Q. My name is Robert Bittman. I'm an attorney with the Office of Independent Counsel. ... Mr. President, were you physically intimate with Monica Lewinsky?

A. Mr. Bittman, I think maybe I can save the you and the grand jurors a lot of time if I read a statement which I think will make it clear what the nature of my relationship with Ms. Lewinsky was. And with your permission, I'd like to read that statement.

Q. Absolutely. Please, Mr. President.

A. When I was alone with Ms. Lewinsky on certain occasions in early 1996, and once in early 1997, I engaged in conduct that was wrong. These encounters did not consist of sexual intercourse. They did not constitute sexual relations, as I understood that term to be defined at my January 17th, 1998, deposition [in the Paula Jones sexual harassment case].

But they did involve inappropriate, intimate contact. These inappropriate encounters ended at my insistence in early 1997. I also had occasional telephone conversations with Ms. Lewinsky that included inappropriate sexual banter.

I regret that what began as a friendship came to include this conduct. And I take full responsibility for my actions. While I will provide the grand jury whatever other information I can, because privacy considerations affecting my family, myself and others, and in an effort to preserve the dignity of the office I hold, this is all I will say about the specifics of these particular matters.

I will try to answer to the best of my ability other questions, including questions about my relationship with Ms. Lewinsky, questions about my understanding of the term of sexual relations, as I understood it to be defined at my January 17th, 1998, deposition, and questions concerning alleged subornation of perjury, obstruction of justice and intimidation of witnesses.

That, Mr. Bittman, is my statement.

Q. Mr. President, your statement [in his deposition in the Jones case] indicates that your contacts with Ms. Lewinsky did not involve any inappropriate intimate contact ...

A. No, sir, it indicates that it did ... (inaudible) ... inappropriate intimate contact.

Q. OK, it did involve inappropriate intimate contact.

A. Yes, sir, it did. ...

Q. Do you remember in the deposition that Mr. [Robert S.] Bennett [Clinton's lawyer] asked you about that? ... [H]e asked you whether the statement that Ms. Lewinsky made in her affidavit [denying any sexual relationship with the president] was true. And you indicated that it was absolutely correct.

A. I did. And at the time that she made the statement . . . if she believed that the definition of sexual relationship was two people having intercourse, then this is accurate. And I believe that is the definition that most ordinary Americans would give it.

If you said Jane and Harry had a sexual relationship and they're not talking about people being drawn into a lawsuit and being given a definition and then a great effort to trick them in some way but you're just talking about people in an ordinary conversation, I bet the grand jurors, if they were talking about two people they know and said they had a sexual relationship, they meant they were sleeping together. They meant they were having intercourse together.

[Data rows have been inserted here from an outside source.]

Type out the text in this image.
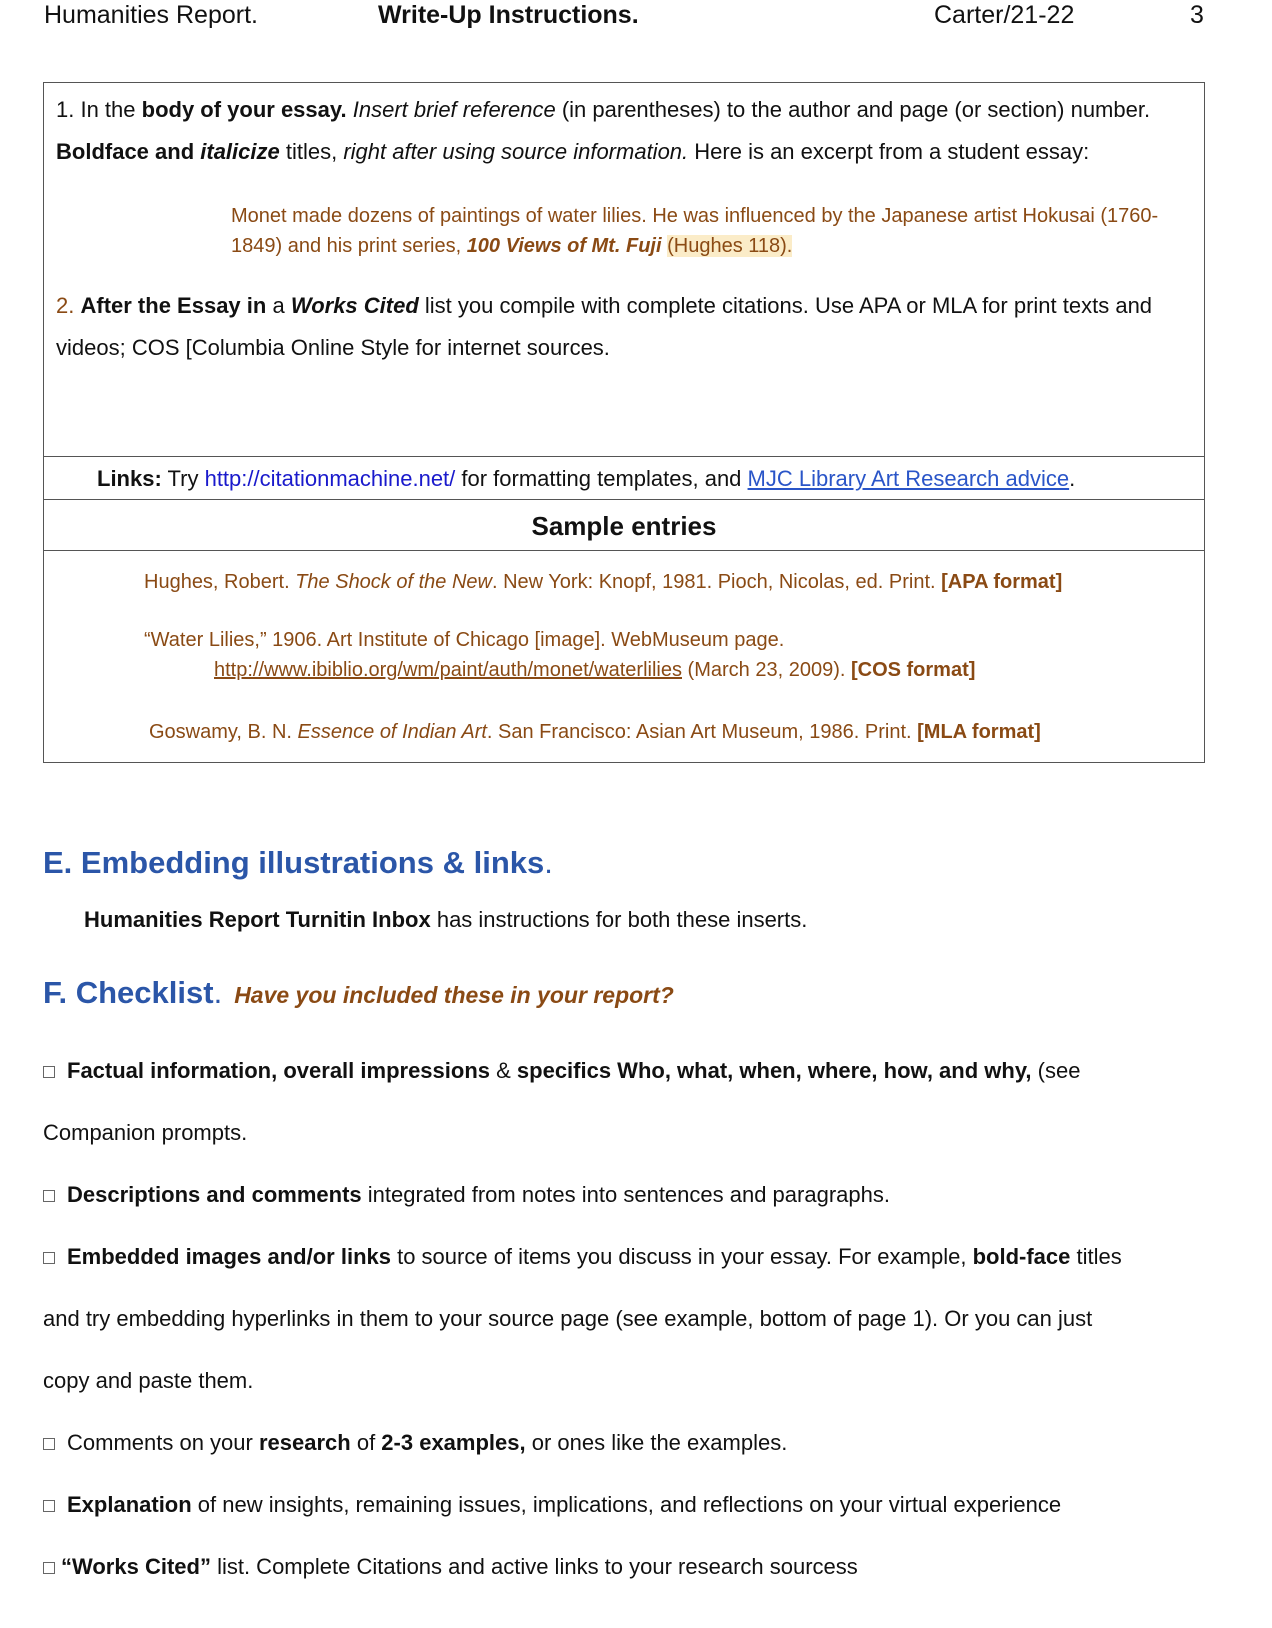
Humanities Report.	Write-Up Instructions.	Carter/21-22	3

1. In the body of your essay. Insert brief reference (in parentheses) to the author and page (or section) number. Boldface and italicize titles, right after using source information. Here is an excerpt from a student essay:

Monet made dozens of paintings of water lilies. He was influenced by the Japanese artist Hokusai (1760-1849) and his print series, 100 Views of Mt. Fuji (Hughes 118).

2. After the Essay in a Works Cited list you compile with complete citations. Use APA or MLA for print texts and videos; COS [Columbia Online Style for internet sources.

Links: Try http://citationmachine.net/ for formatting templates, and MJC Library Art Research advice.
Sample entries
Hughes, Robert. The Shock of the New. New York: Knopf, 1981. Pioch, Nicolas, ed. Print. [APA format]
“Water Lilies,” 1906. Art Institute of Chicago [image]. WebMuseum page.
http://www.ibiblio.org/wm/paint/auth/monet/waterlilies (March 23, 2009). [COS format]
Goswamy, B. N. Essence of Indian Art. San Francisco: Asian Art Museum, 1986. Print. [MLA format]
E. Embedding illustrations & links.
Humanities Report Turnitin Inbox has instructions for both these inserts.
F. Checklist. Have you included these in your report?
Factual information, overall impressions & specifics Who, what, when, where, how, and why, (see
Companion prompts.
Descriptions and comments integrated from notes into sentences and paragraphs.
Embedded images and/or links to source of items you discuss in your essay. For example, bold-face titles
and try embedding hyperlinks in them to your source page (see example, bottom of page 1). Or you can just
copy and paste them.
Comments on your research of 2-3 examples, or ones like the examples.
Explanation of new insights, remaining issues, implications, and reflections on your virtual experience
“Works Cited” list. Complete Citations and active links to your research sourcess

So I'm not at all sure that this affidavit is not true and was not true in Ms. Lewinsky's mind at the time she swore (inaudible) it out. ...

Q. So your definition of sexual relationship is intercourse only, is that correct?

A. No, not necessarily intercourse only, but it would include intercourse. I believe I believe that the common understanding of the term, if you say two people are having a sexual relationship, most people believe that includes intercourse. So if that's what Ms. Lewinsky thought, then this is a truthful affidavit ...

Q. Well, if you do you agree with me that he [Bennett] misled [U.S. District Judge Susan Webber] Wright in some way, that you would have corrected the record and said, "Excuse me, Mr. Bennett, I think the judge is getting a misimpression by what you're saying?"

A. Mr. Bennett was representing me. I wasn't representing him. And I wasn't even paying much attention to this conversation, which is why when you started asking me about this, I asked to see the deposition. . . . By the time this discovery started, they knew they had a base case on the law. And they knew what our evidence was they knew they had a lousy case on the facts.

And so their strategy, since they were being funded by my political opponents, was to have this dragnet of discovery.

They wanted to cover everybody. ... And so with that broad mandate, limited by time and employment in the federal, state government, they proceeded to cross the country and try to turn up whatever they could not because they thought it would help their case. By the time they did this discovery, they knew what the deal was in that case. And they knew what was going to happen. Judge Wright subsequently threw it out.

What they...

Q. But...

A. Now let me finish, Mr. Bennett. You've got I mean, you brought this up.